The narrator is detached and cool, a literary translator because "translation's potential for passivity appealed to me." Reading this novel is akin to speaking to an expressionless woman through several panes of glass, with unnerving and incomprehensible shapes swimming in the periphery.
When she arrives, the Greek village is dense with omens: blackened hills, painted saints with their faces scrubbed out, stray dogs, an empty hotel, an intertwined couple on an illuminated balcony at night, a professional mourner keening, fashion models posing against a background of flames, lobster juice trickling down the lips of Christopher's mistress.

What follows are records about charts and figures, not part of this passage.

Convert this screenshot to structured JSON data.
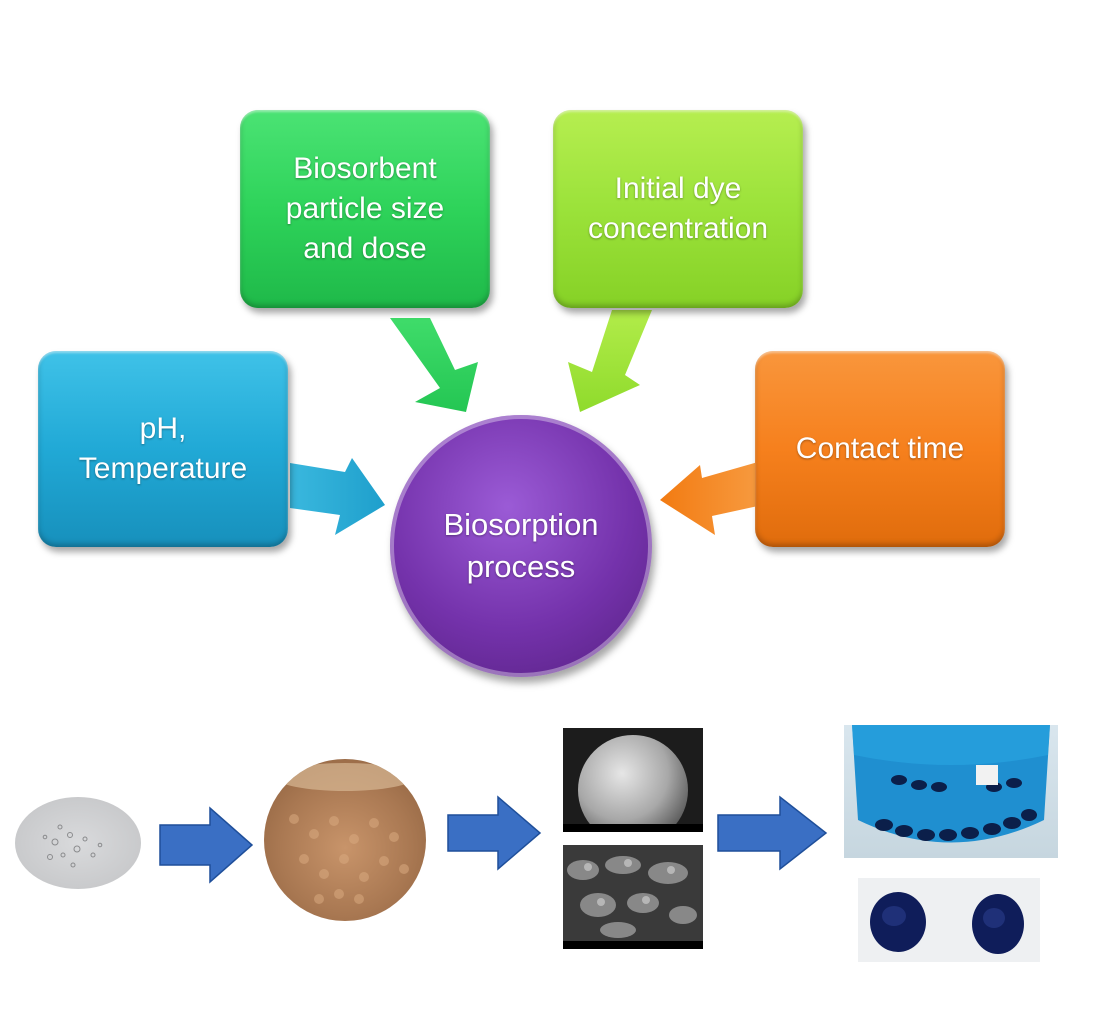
{
  "diagram": {
    "center": {
      "label": "Biosorption\nprocess",
      "color": "#7432ab"
    },
    "factors": [
      {
        "id": "particle",
        "label": "Biosorbent\nparticle size\nand dose",
        "color": "#2ed35a"
      },
      {
        "id": "concentration",
        "label": "Initial dye\nconcentration",
        "color": "#9be23a"
      },
      {
        "id": "ph",
        "label": "pH,\nTemperature",
        "color": "#21a9d6"
      },
      {
        "id": "time",
        "label": "Contact time",
        "color": "#f6801d"
      }
    ]
  },
  "process_strip": {
    "steps": [
      {
        "icon": "microscope-droplets-photo"
      },
      {
        "icon": "beads-jar-photo"
      },
      {
        "icon": "sem-bead-surface-photo"
      },
      {
        "icon": "sem-surface-texture-photo"
      },
      {
        "icon": "blue-dye-flask-photo"
      },
      {
        "icon": "blue-beads-dish-photo"
      }
    ],
    "arrow_color": "#3a6fc4"
  }
}
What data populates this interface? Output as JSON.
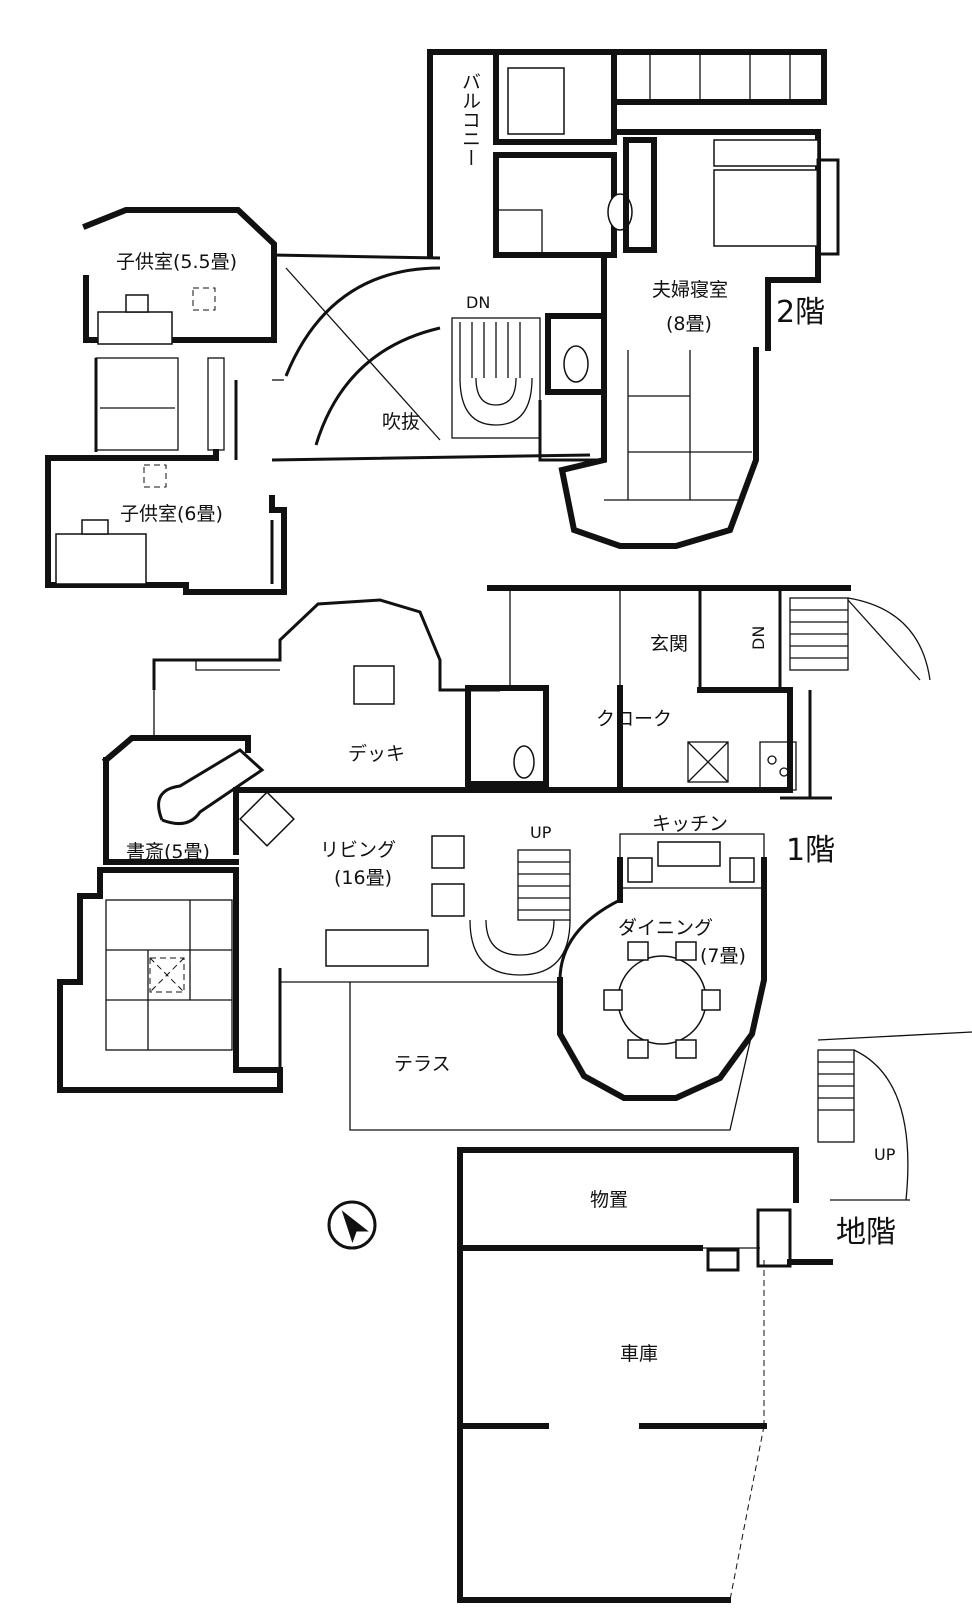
{
  "floors": {
    "second": "2階",
    "first": "1階",
    "basement": "地階"
  },
  "rooms": {
    "balcony": "バルコニー",
    "kids_room_1": "子供室(5.5畳)",
    "kids_room_2": "子供室(6畳)",
    "master_bedroom": "夫婦寝室",
    "master_bedroom_size": "(8畳)",
    "void": "吹抜",
    "entrance": "玄関",
    "cloak": "クローク",
    "deck": "デッキ",
    "study": "書斎(5畳)",
    "living": "リビング",
    "living_size": "(16畳)",
    "kitchen": "キッチン",
    "dining": "ダイニング",
    "dining_size": "(7畳)",
    "terrace": "テラス",
    "storage": "物置",
    "garage": "車庫"
  },
  "stairs": {
    "dn_2f": "DN",
    "dn_entry": "DN",
    "up_1f": "UP",
    "up_basement": "UP"
  }
}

As she waits for some sign of Christopher, latent menace accretes. There is one decisive moment that strikes like a sudden blow to the head — the moment when we discover where Christopher is. Not much else happens in A Separation, but the rest of the novel is taut with quiet suspense. Like the burnt landscape, it is barren, always a "whiff of char in the air." It is wonderful to read a book that respects its readers in this way; Kitamura allows our imaginations to do much of the work.

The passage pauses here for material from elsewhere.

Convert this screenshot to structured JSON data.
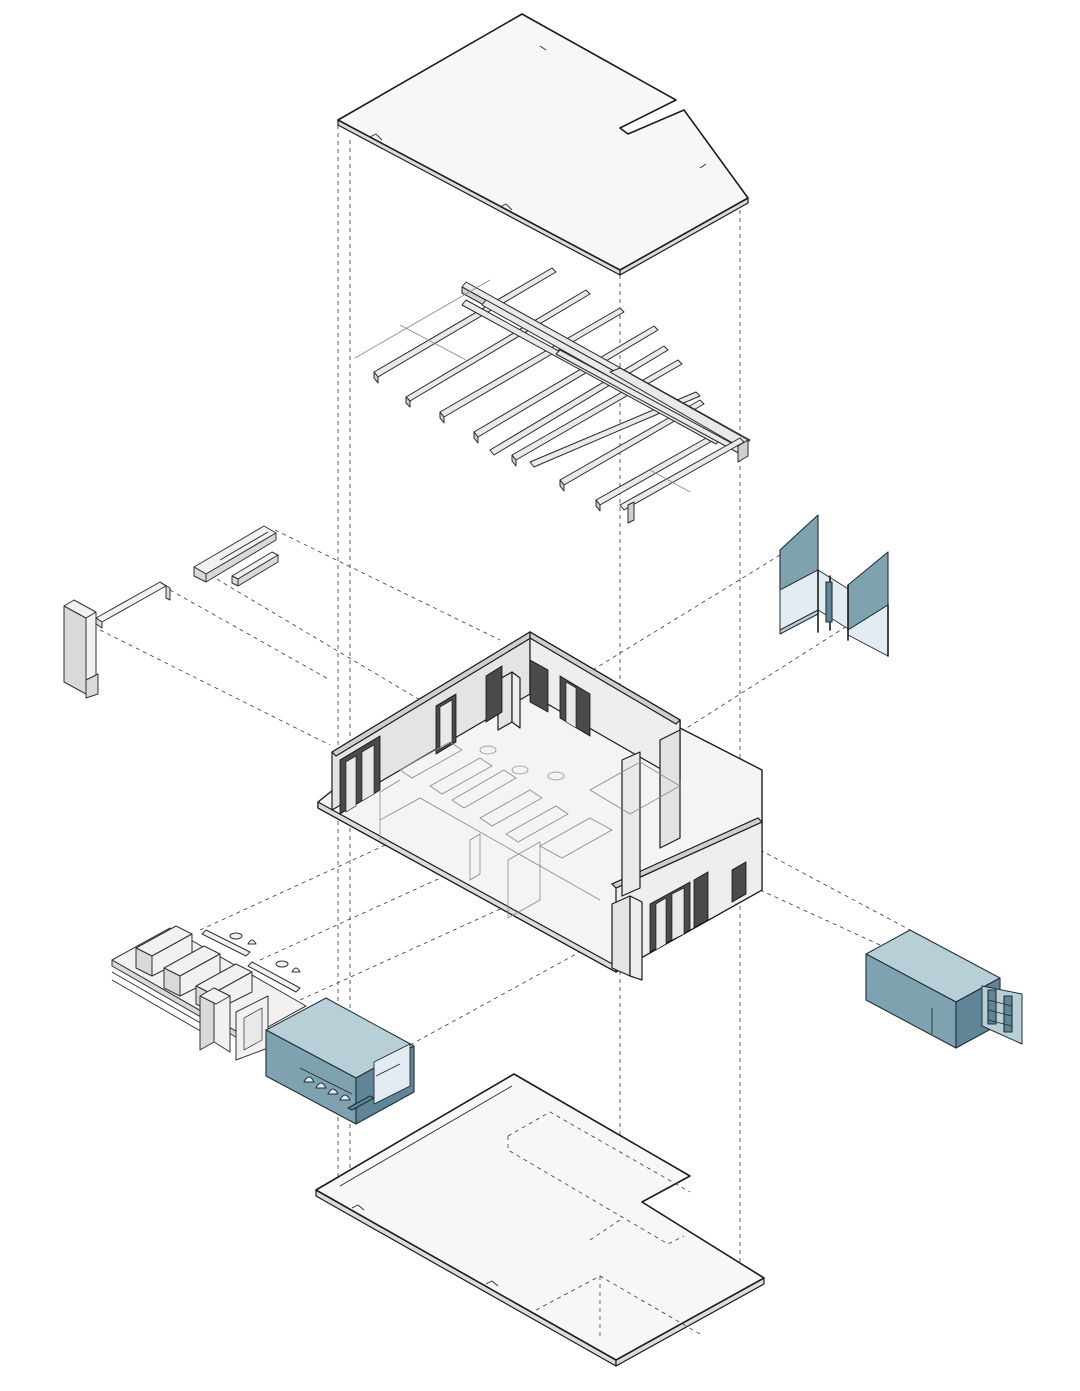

All around the narrator, there are fires. The hills, her driver tells here, were on fire for weeks. Now, they are blackened and empty. There is the woman at the hotel desk, simmering with feeling and desire, and her angry lover. A shamelessly infatuated couple grinding on each other on the hotel balcony. But the narrator, cool, aware, analytical, is never on fire. Our narrator, aptly unnamed, would never presume to be on fire. Water seems like a more likely element for her, with its cool distances, unexpected undertows, unseen creatures, vast and unknowable space.

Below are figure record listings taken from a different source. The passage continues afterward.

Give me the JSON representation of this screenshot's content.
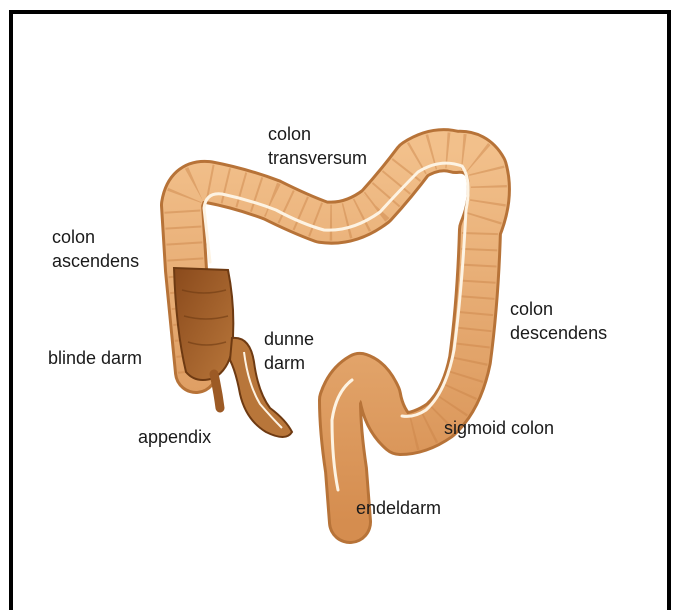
{
  "labels": {
    "colon_transversum": "colon\ntransversum",
    "colon_ascendens": "colon\nascendens",
    "colon_descendens": "colon\ndescendens",
    "dunne_darm": "dunne\ndarm",
    "blinde_darm": "blinde darm",
    "appendix": "appendix",
    "sigmoid_colon": "sigmoid colon",
    "endeldarm": "endeldarm"
  },
  "colors": {
    "colon_fill": "#e2a56c",
    "colon_outline": "#b77338",
    "cecum_fill": "#9c5a25",
    "highlight": "#fdf3e3",
    "frame": "#000000"
  }
}
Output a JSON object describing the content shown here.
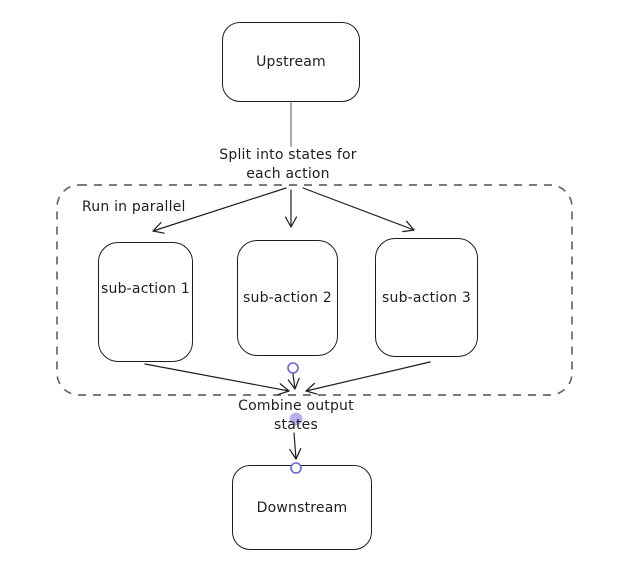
{
  "nodes": {
    "upstream": {
      "label": "Upstream"
    },
    "sub_action_1": {
      "label": "sub-action 1"
    },
    "sub_action_2": {
      "label": "sub-action 2"
    },
    "sub_action_3": {
      "label": "sub-action 3"
    },
    "downstream": {
      "label": "Downstream"
    }
  },
  "labels": {
    "split_line1": "Split into states for",
    "split_line2": "each action",
    "group": "Run in parallel",
    "combine_line1": "Combine output",
    "combine_line2": "states"
  },
  "colors": {
    "stroke_dark": "#1e1e1e",
    "connector_gray": "#9c9c9c",
    "group_dash": "#63696e",
    "anchor_ring": "#6965db",
    "anchor_dot_fill": "#b9aef0",
    "canvas_bg": "#ffffff"
  }
}
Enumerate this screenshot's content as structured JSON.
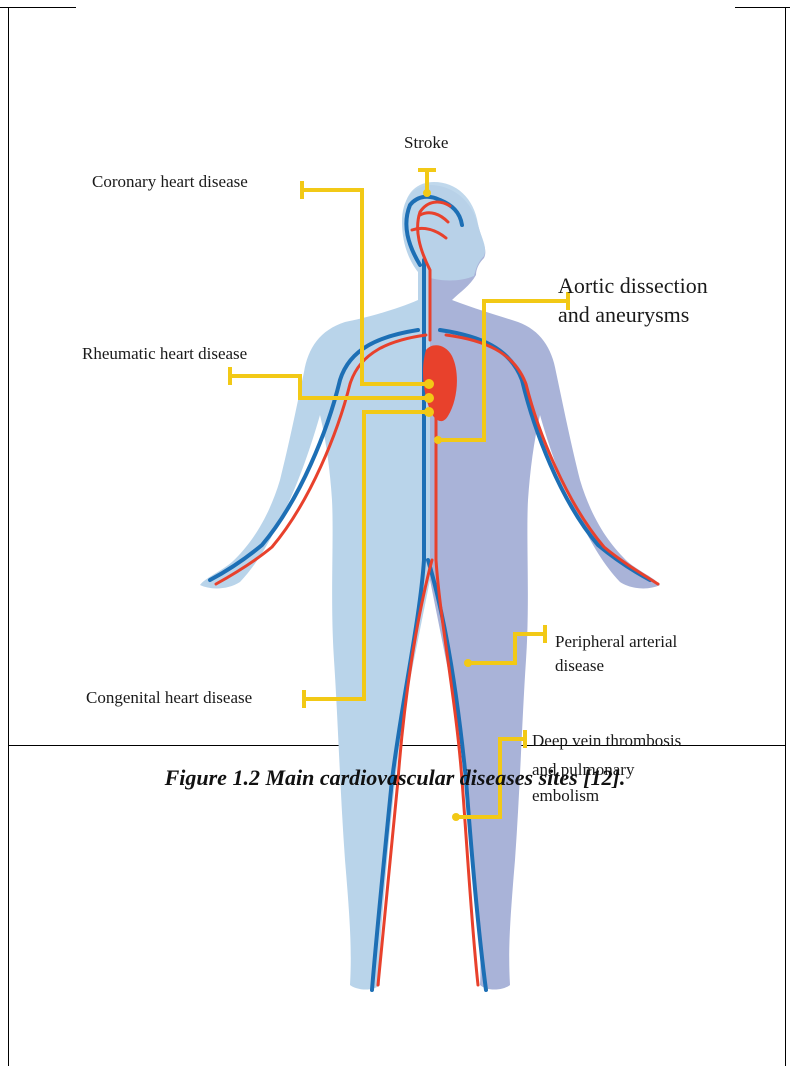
{
  "labels": {
    "stroke": "Stroke",
    "coronary": "Coronary heart disease",
    "aortic_line1": "Aortic dissection",
    "aortic_line2": "and aneurysms",
    "rheumatic": "Rheumatic heart disease",
    "peripheral_line1": "Peripheral arterial",
    "peripheral_line2": "disease",
    "congenital": "Congenital heart disease",
    "dvt_line1": "Deep vein thrombosis",
    "dvt_line2": "and pulmonary",
    "dvt_line3": "embolism"
  },
  "caption": "Figure 1.2 Main cardiovascular diseases sites [12].",
  "colors": {
    "leader_line": "#f2c916",
    "artery": "#e8412c",
    "vein": "#1d6fb5",
    "body_left": "#b9d4ea",
    "body_right": "#a9b3d8",
    "heart": "#e8412c"
  }
}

The emotion she expresses most often is discomfort or embarrassment. Love, marriage, loss, mourning — she experiences all of these, but always she keeps one eye above the dance, watching the choreography of custom and ritual. Remembering her early infatuation with Christopher, she doesn't reenter the feeling — she just notes, "It must have been very tedious for those around me."
She is a translator from French, but even her records of conversations in English have a detachment, a feeling of being in translation or stilted paraphrase. "Sexually she found him very attractive," the narrator notes clinically of a friend, rendering the idea bloodless. At one point, a sentence appears that looks like a muted, unattributed paraphrase of a line from Hamlet: "You cannot say you did it out of love, since at your age romantic passions have grown weak, and the heart obeys reason." On investigation, it appears to have been taken from the Sparknotes. An accident? Possibly. But the paraphrase is more apt, somehow: She smoothes the feeling out of even Hamlet, blunting his daggers, rendering a moment of filial rage and disgust and desire inert. The meaning is there, but all the wildness of feeling is muted, like splendid furniture covered with a dustsheet.
The narrator, it seems, would be almost embarrassed writing lush or gorgeous prose — instead, her sentences are awkward and anemic, with the unlikely beauty of a lunar landscape. A Separation does not leave us with any of those satisfying nuggets of wisdom or emotional climax we sometimes pan books for. Instead, it left me with an indistinct but unshakeable mood, a sense of being at sea with the knowledge that the shoreline isn't quite where I thought it was, and the currents are strong.